How To Heal Our Land and Reclaim Our Health

by David R. Montgomery & Anne Biklé

Pub Date: June 21st, 2022
ISBN: 978-1-324-00453-0
Publisher: Norton

An examination of the link between soil health and human health.

In this follow-up to The Hidden Half of Nature: The Microbial Roots of Life and Health, Montgomery and Biklé explain that we are suffering from micronutrient malnutrition. “Far too many of us remain poorly nourished despite eating more than enough food,” they write, noting the primary causes involve conventional farming practices. The authors explain the ways that these methods, including tillage and use of commercial fertilizers, disrupt the necessary, healthy symbiosis between plants and the soil. “We traded away quality in pursuit of quantity as modernized farming chased higher yields,” they write, “overlooking a farmer’s natural allies in the soil.” Alternatively, they contend, regenerative farming practices build organic matter and help maintain the fertility of the soil over a longer period of time. As in their previous book, Montgomery and Biklé offer highly readable prose, extensive research, and convincing evidence, including pertinent information on farms that have successfully implemented regenerative practices. They also share test results from gathered soil and crop samples indicating healthier soil and higher nutrient density. “Farming systems that create and maintain high levels of soil organic matter work like a savings account,” they write, “storing nutrients from one growing season to the next for the use of subsequent crops.” Another difference the authors witnessed between conventional and regenerative farming techniques is the no-till method’s greater capacity for holding water and preventing soil erosion.

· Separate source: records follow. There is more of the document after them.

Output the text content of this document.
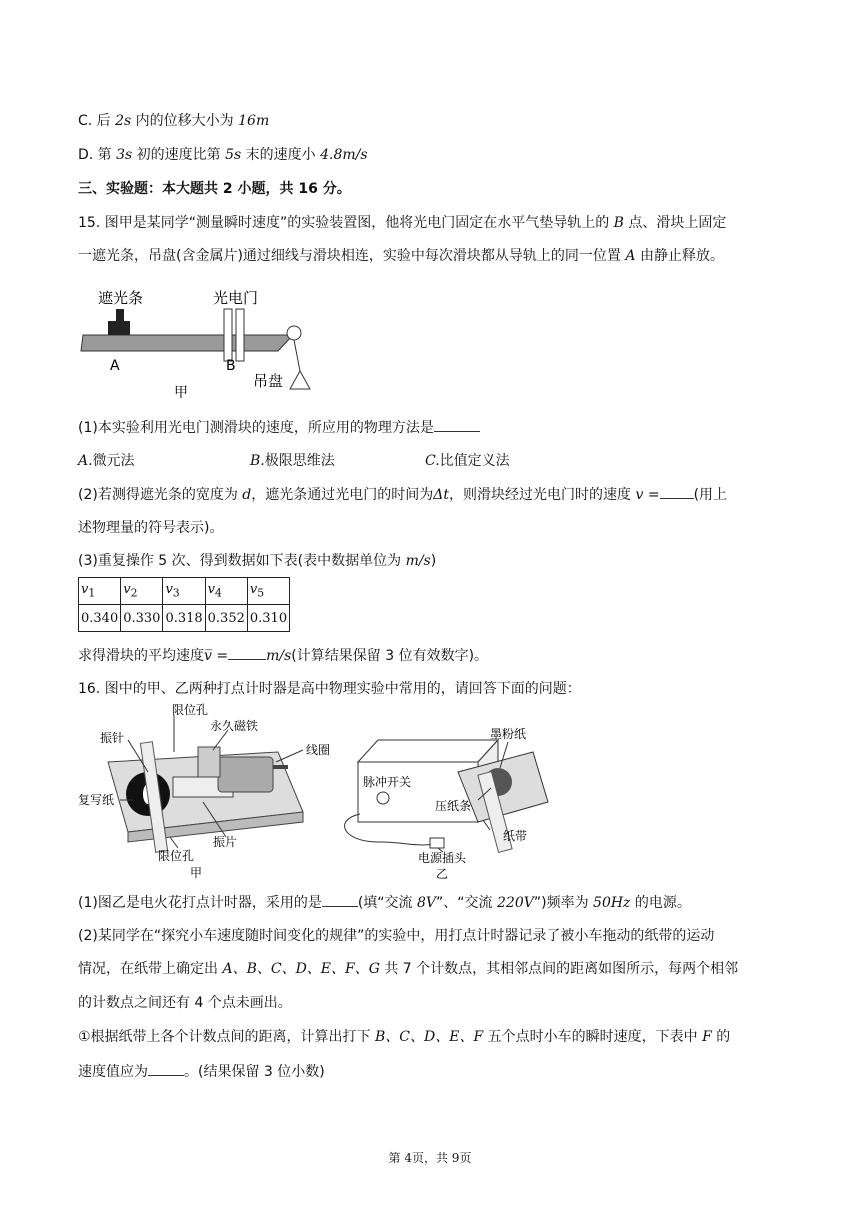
C. 后 2s 内的位移大小为 16m
D. 第 3s 初的速度比第 5s 末的速度小 4.8m/s
三、实验题：本大题共 2 小题，共 16 分。
15. 图甲是某同学“测量瞬时速度”的实验装置图，他将光电门固定在水平气垫导轨上的 B 点、滑块上固定
一遮光条，吊盘(含金属片)通过细线与滑块相连，实验中每次滑块都从导轨上的同一位置 A 由静止释放。
遮光条	光电门
A	B
吊盘
甲
(1)本实验利用光电门测滑块的速度，所应用的物理方法是
A.微元法	B.极限思维法	C.比值定义法
(2)若测得遮光条的宽度为 d，遮光条通过光电门的时间为Δt，则滑块经过光电门时的速度 v = (用上
述物理量的符号表示)。
(3)重复操作 5 次、得到数据如下表(表中数据单位为 m/s)
$v_1$	$v_2$	$v_3$	$v_4$	$v_5$
0.340	0.330	0.318	0.352	0.310
求得滑块的平均速度v̅ =	m/s(计算结果保留 3 位有效数字)。
16. 图中的甲、乙两种打点计时器是高中物理实验中常用的，请回答下面的问题：
振针
限位孔
永久磁铁
线圈
复写纸
振片
限位孔
甲
墨粉纸
脉冲开关
压纸条
纸带
电源插头
乙
(1)图乙是电火花打点计时器，采用的是	(填“交流 8V”、“交流 220V”)频率为 50Hz 的电源。
(2)某同学在“探究小车速度随时间变化的规律”的实验中，用打点计时器记录了被小车拖动的纸带的运动
情况，在纸带上确定出 A、B、C、D、E、F、G 共 7 个计数点，其相邻点间的距离如图所示，每两个相邻
的计数点之间还有 4 个点未画出。
①根据纸带上各个计数点间的距离，计算出打下 B、C、D、E、F 五个点时小车的瞬时速度，下表中 F 的
速度值应为	。(结果保留 3 位小数)
第 4页，共 9页
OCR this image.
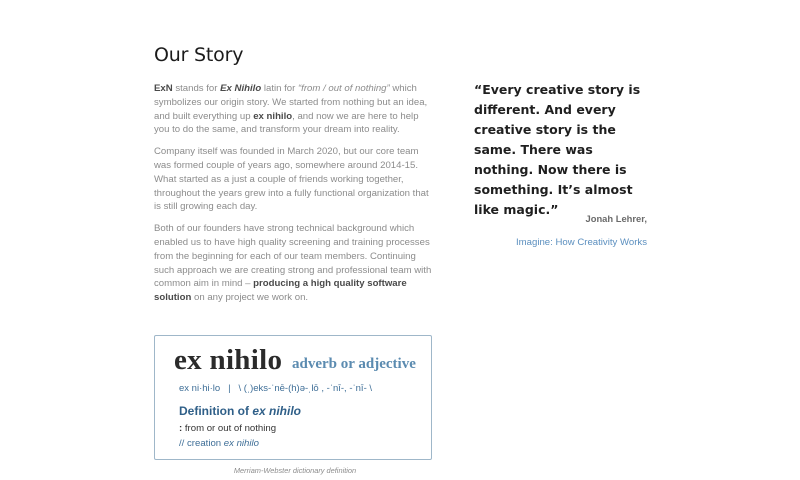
Our Story

ExN stands for Ex Nihilo latin for “from / out of nothing” which symbolizes our origin story. We started from nothing but an idea, and built everything up ex nihilo, and now we are here to help you to do the same, and transform your dream into reality.

Company itself was founded in March 2020, but our core team was formed couple of years ago, somewhere around 2014-15. What started as a just a couple of friends working together, throughout the years grew into a fully functional organization that is still growing each day.

Both of our founders have strong technical background which enabled us to have high quality screening and training processes from the beginning for each of our team members. Continuing such approach we are creating strong and professional team with common aim in mind – producing a high quality software solution on any project we work on.

ex nihilo adverb or adjective
ex ni·hi·lo   |   \ (ˌ)eks-ˈnē-(h)ə-ˌlō , -ˈnī-, -ˈnī- \
Definition of ex nihilo
: from or out of nothing
// creation ex nihilo
Merriam-Webster dictionary definition

“Every creative story is different. And every creative story is the same. There was nothing. Now there is something. It’s almost like magic.”

Jonah Lehrer,
Imagine: How Creativity Works
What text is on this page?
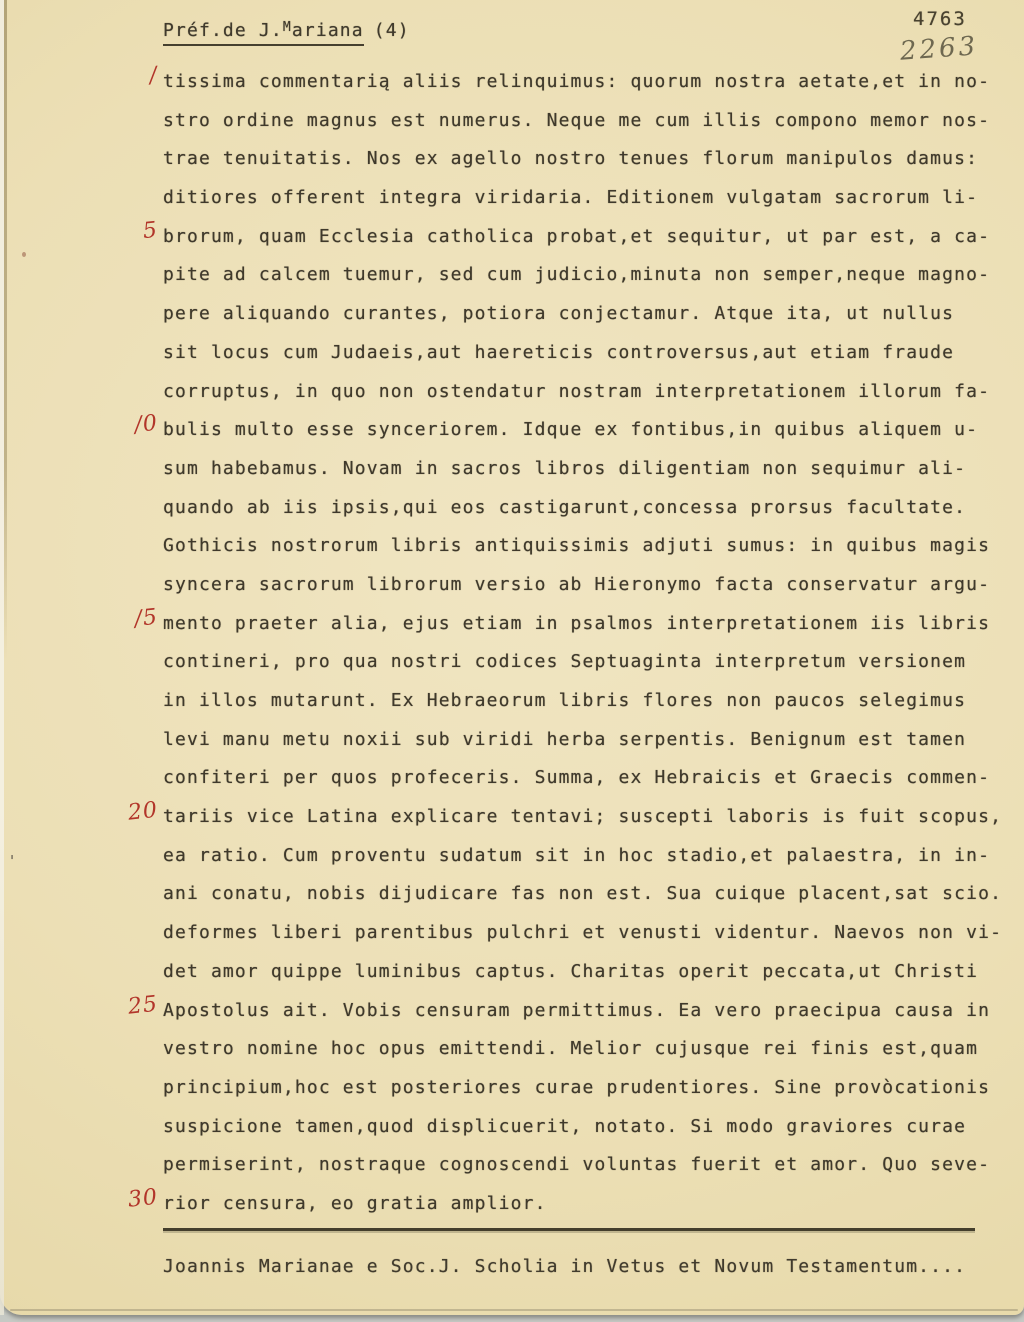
'
Préf.de J.$^M$ariana (4)
4763
2263
/
5
/0
/5
20
25
30
tissima commentarią aliis relinquimus: quorum nostra aetate,et in no-
stro ordine magnus est numerus. Neque me cum illis compono memor nos-
trae tenuitatis. Nos ex agello nostro tenues florum manipulos damus:
ditiores offerent integra viridaria. Editionem vulgatam sacrorum li-
brorum, quam Ecclesia catholica probat,et sequitur, ut par est, a ca-
pite ad calcem tuemur, sed cum judicio,minuta non semper,neque magno-
pere aliquando curantes, potiora conjectamur. Atque ita, ut nullus
sit locus cum Judaeis,aut haereticis controversus,aut etiam fraude
corruptus, in quo non ostendatur nostram interpretationem illorum fa-
bulis multo esse synceriorem. Idque ex fontibus,in quibus aliquem u-
sum habebamus. Novam in sacros libros diligentiam non sequimur ali-
quando ab iis ipsis,qui eos castigarunt,concessa prorsus facultate.
Gothicis nostrorum libris antiquissimis adjuti sumus: in quibus magis
syncera sacrorum librorum versio ab Hieronymo facta conservatur argu-
mento praeter alia, ejus etiam in psalmos interpretationem iis libris
contineri, pro qua nostri codices Septuaginta interpretum versionem
in illos mutarunt. Ex Hebraeorum libris flores non paucos selegimus
levi manu metu noxii sub viridi herba serpentis. Benignum est tamen
confiteri per quos profeceris. Summa, ex Hebraicis et Graecis commen-
tariis vice Latina explicare tentavi; suscepti laboris is fuit scopus,
ea ratio. Cum proventu sudatum sit in hoc stadio,et palaestra, in in-
ani conatu, nobis dijudicare fas non est. Sua cuique placent,sat scio.
deformes liberi parentibus pulchri et venusti videntur. Naevos non vi-
det amor quippe luminibus captus. Charitas operit peccata,ut Christi
Apostolus ait. Vobis censuram permittimus. Ea vero praecipua causa in
vestro nomine hoc opus emittendi. Melior cujusque rei finis est,quam
principium,hoc est posteriores curae prudentiores. Sine provòcationis
suspicione tamen,quod displicuerit, notato. Si modo graviores curae
permiserint, nostraque cognoscendi voluntas fuerit et amor. Quo seve-
rior censura, eo gratia amplior.
Joannis Marianae e Soc.J. Scholia in Vetus et Novum Testamentum....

They take readers on a fascinating tour of a wheat mill in Washington state that bred wheat for flavor while utilizing organic techniques and point to a study that shows how wheat loses almost three-quarters of its vitamins and minerals when milled into white flour. Further, the authors explore the health benefits of consuming a diet rich in nutrients, particularly phytochemicals, from fruit, vegetables, and whole grains, which include reduced risks of dental problems, birth defects, and infectious and chronic diseases.

An engaging and compelling argument for implementing regenerative farming practices.